B. Rationale for Considerate Leadership.

1) The wife is the “weaker vessel”.

This means, most basically, that she is vulnerable to being taken advantage of. In the context, she has a lesser role (not lesser importance, mind you) with regards to leadership. She is also physically weaker, and she has emotional vulnerabilities (hinted at in vs. 6). Emotional sensitivity is a great strength, but it opens one up to a likelihood of being “hurt deeply by conflict within a marriage or by inconsiderate behavior” (Grudem). Since the wife is vulnerable both in light of her position as under the husband, as well as her physical makeup, such a strong call for husbands to be considerate, and to show honor is needed.

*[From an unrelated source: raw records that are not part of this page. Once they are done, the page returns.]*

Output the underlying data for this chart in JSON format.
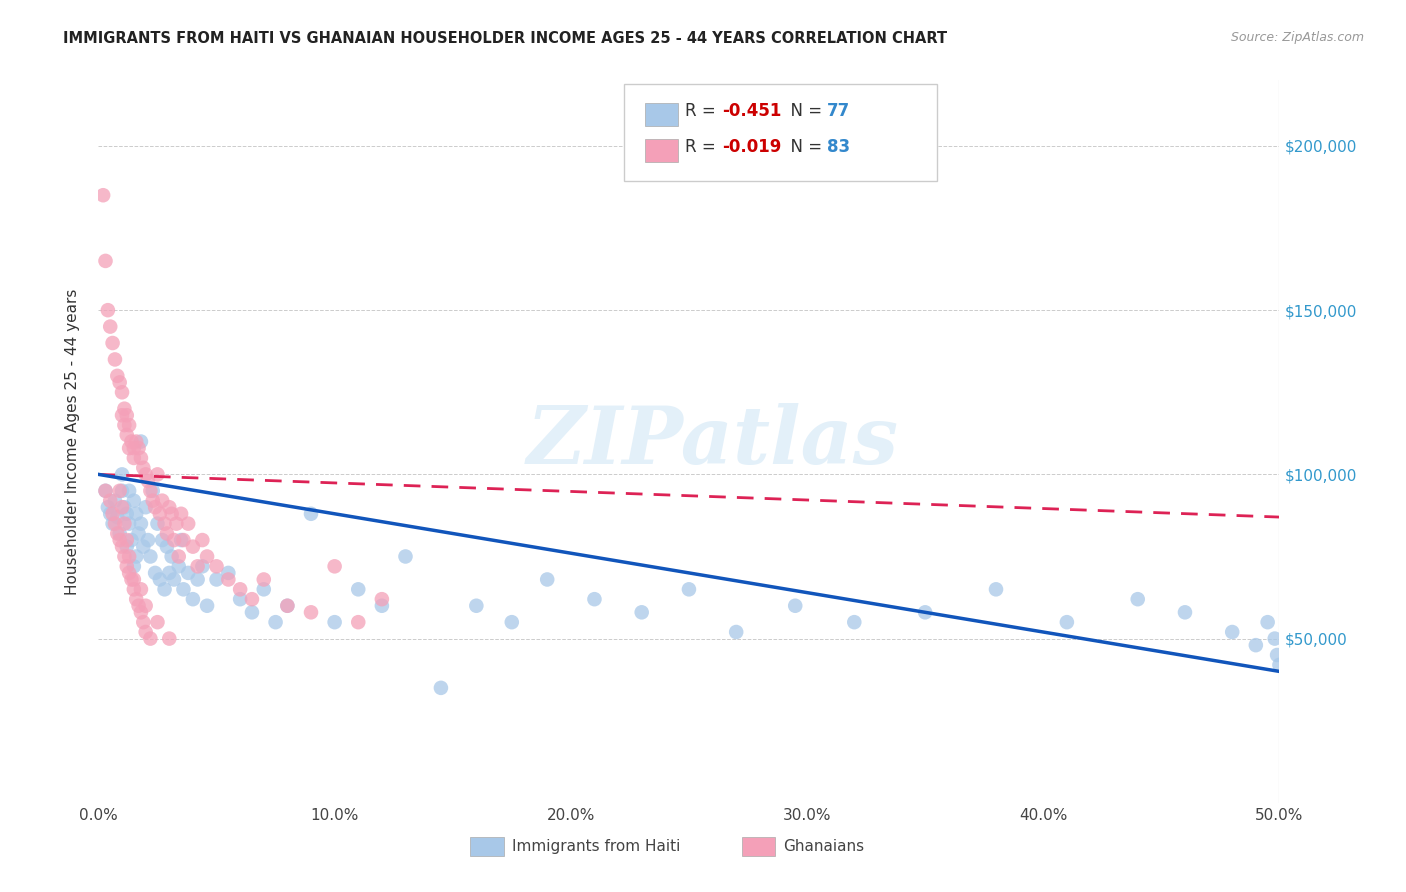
{
  "title": "IMMIGRANTS FROM HAITI VS GHANAIAN HOUSEHOLDER INCOME AGES 25 - 44 YEARS CORRELATION CHART",
  "source": "Source: ZipAtlas.com",
  "ylabel": "Householder Income Ages 25 - 44 years",
  "xlim": [
    0.0,
    0.5
  ],
  "ylim": [
    0,
    220000
  ],
  "xtick_labels": [
    "0.0%",
    "10.0%",
    "20.0%",
    "30.0%",
    "40.0%",
    "50.0%"
  ],
  "xtick_values": [
    0.0,
    0.1,
    0.2,
    0.3,
    0.4,
    0.5
  ],
  "ytick_labels": [
    "$50,000",
    "$100,000",
    "$150,000",
    "$200,000"
  ],
  "ytick_values": [
    50000,
    100000,
    150000,
    200000
  ],
  "haiti_R": -0.451,
  "haiti_N": 77,
  "ghana_R": -0.019,
  "ghana_N": 83,
  "haiti_color": "#a8c8e8",
  "ghana_color": "#f4a0b8",
  "haiti_line_color": "#1155bb",
  "ghana_line_color": "#dd2255",
  "haiti_scatter_x": [
    0.003,
    0.004,
    0.005,
    0.006,
    0.007,
    0.008,
    0.009,
    0.01,
    0.01,
    0.011,
    0.012,
    0.012,
    0.013,
    0.013,
    0.014,
    0.015,
    0.015,
    0.016,
    0.016,
    0.017,
    0.018,
    0.018,
    0.019,
    0.02,
    0.021,
    0.022,
    0.023,
    0.024,
    0.025,
    0.026,
    0.027,
    0.028,
    0.029,
    0.03,
    0.031,
    0.032,
    0.034,
    0.035,
    0.036,
    0.038,
    0.04,
    0.042,
    0.044,
    0.046,
    0.05,
    0.055,
    0.06,
    0.065,
    0.07,
    0.075,
    0.08,
    0.09,
    0.1,
    0.11,
    0.12,
    0.13,
    0.145,
    0.16,
    0.175,
    0.19,
    0.21,
    0.23,
    0.25,
    0.27,
    0.295,
    0.32,
    0.35,
    0.38,
    0.41,
    0.44,
    0.46,
    0.48,
    0.49,
    0.495,
    0.498,
    0.499,
    0.5
  ],
  "haiti_scatter_y": [
    95000,
    90000,
    88000,
    85000,
    92000,
    87000,
    82000,
    100000,
    95000,
    90000,
    88000,
    78000,
    95000,
    85000,
    80000,
    92000,
    72000,
    88000,
    75000,
    82000,
    110000,
    85000,
    78000,
    90000,
    80000,
    75000,
    95000,
    70000,
    85000,
    68000,
    80000,
    65000,
    78000,
    70000,
    75000,
    68000,
    72000,
    80000,
    65000,
    70000,
    62000,
    68000,
    72000,
    60000,
    68000,
    70000,
    62000,
    58000,
    65000,
    55000,
    60000,
    88000,
    55000,
    65000,
    60000,
    75000,
    35000,
    60000,
    55000,
    68000,
    62000,
    58000,
    65000,
    52000,
    60000,
    55000,
    58000,
    65000,
    55000,
    62000,
    58000,
    52000,
    48000,
    55000,
    50000,
    45000,
    42000
  ],
  "ghana_scatter_x": [
    0.002,
    0.003,
    0.003,
    0.004,
    0.005,
    0.005,
    0.006,
    0.006,
    0.007,
    0.007,
    0.008,
    0.008,
    0.009,
    0.009,
    0.01,
    0.01,
    0.01,
    0.011,
    0.011,
    0.011,
    0.012,
    0.012,
    0.012,
    0.013,
    0.013,
    0.013,
    0.014,
    0.014,
    0.015,
    0.015,
    0.015,
    0.016,
    0.016,
    0.017,
    0.017,
    0.018,
    0.018,
    0.019,
    0.019,
    0.02,
    0.02,
    0.021,
    0.022,
    0.022,
    0.023,
    0.024,
    0.025,
    0.026,
    0.027,
    0.028,
    0.029,
    0.03,
    0.031,
    0.032,
    0.033,
    0.034,
    0.035,
    0.036,
    0.038,
    0.04,
    0.042,
    0.044,
    0.046,
    0.05,
    0.055,
    0.06,
    0.065,
    0.07,
    0.08,
    0.09,
    0.1,
    0.11,
    0.12,
    0.009,
    0.01,
    0.011,
    0.012,
    0.013,
    0.015,
    0.018,
    0.02,
    0.025,
    0.03
  ],
  "ghana_scatter_y": [
    185000,
    165000,
    95000,
    150000,
    145000,
    92000,
    140000,
    88000,
    135000,
    85000,
    130000,
    82000,
    128000,
    80000,
    125000,
    118000,
    78000,
    120000,
    115000,
    75000,
    118000,
    112000,
    72000,
    115000,
    108000,
    70000,
    110000,
    68000,
    108000,
    105000,
    65000,
    110000,
    62000,
    108000,
    60000,
    105000,
    58000,
    102000,
    55000,
    100000,
    52000,
    98000,
    95000,
    50000,
    92000,
    90000,
    100000,
    88000,
    92000,
    85000,
    82000,
    90000,
    88000,
    80000,
    85000,
    75000,
    88000,
    80000,
    85000,
    78000,
    72000,
    80000,
    75000,
    72000,
    68000,
    65000,
    62000,
    68000,
    60000,
    58000,
    72000,
    55000,
    62000,
    95000,
    90000,
    85000,
    80000,
    75000,
    68000,
    65000,
    60000,
    55000,
    50000
  ]
}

2) The wife is a joint heir with her husband in the faith.

In Christ we are all one, there is no “male or female” even as there is no “Jew or Gentile”. Hence we should live together considerately, and men should treat their wives honorably.

3) This matter is vitally important and affects our prayers.

Prayers are hindered if the husband harshly treats his wife. Prayers are helped if he gives her honor. God cares about our marriages, and maintaining a healthy and godly marriage is very important — it pleases God.

C. Qualities of Considerate Leadership.

1) Consideration and Kindness for the wife. — living with her “in an understanding way”.

2) Honor for the submissive wife.

Husbands should not just be considerate, they must actually go out of their way to bestow honor on the godly and submissive wife. The word for “woman” is used only here in the Bible and refers to the idea of “feminine one” — a woman in tune with her godly femininity. This woman is the one worthy of honor.

3) Prayerful direction of the family.

Vs. 7 makes it seem that husbands should be praying and that prayer if vital for families. We should pray for our families and lead them from our knees.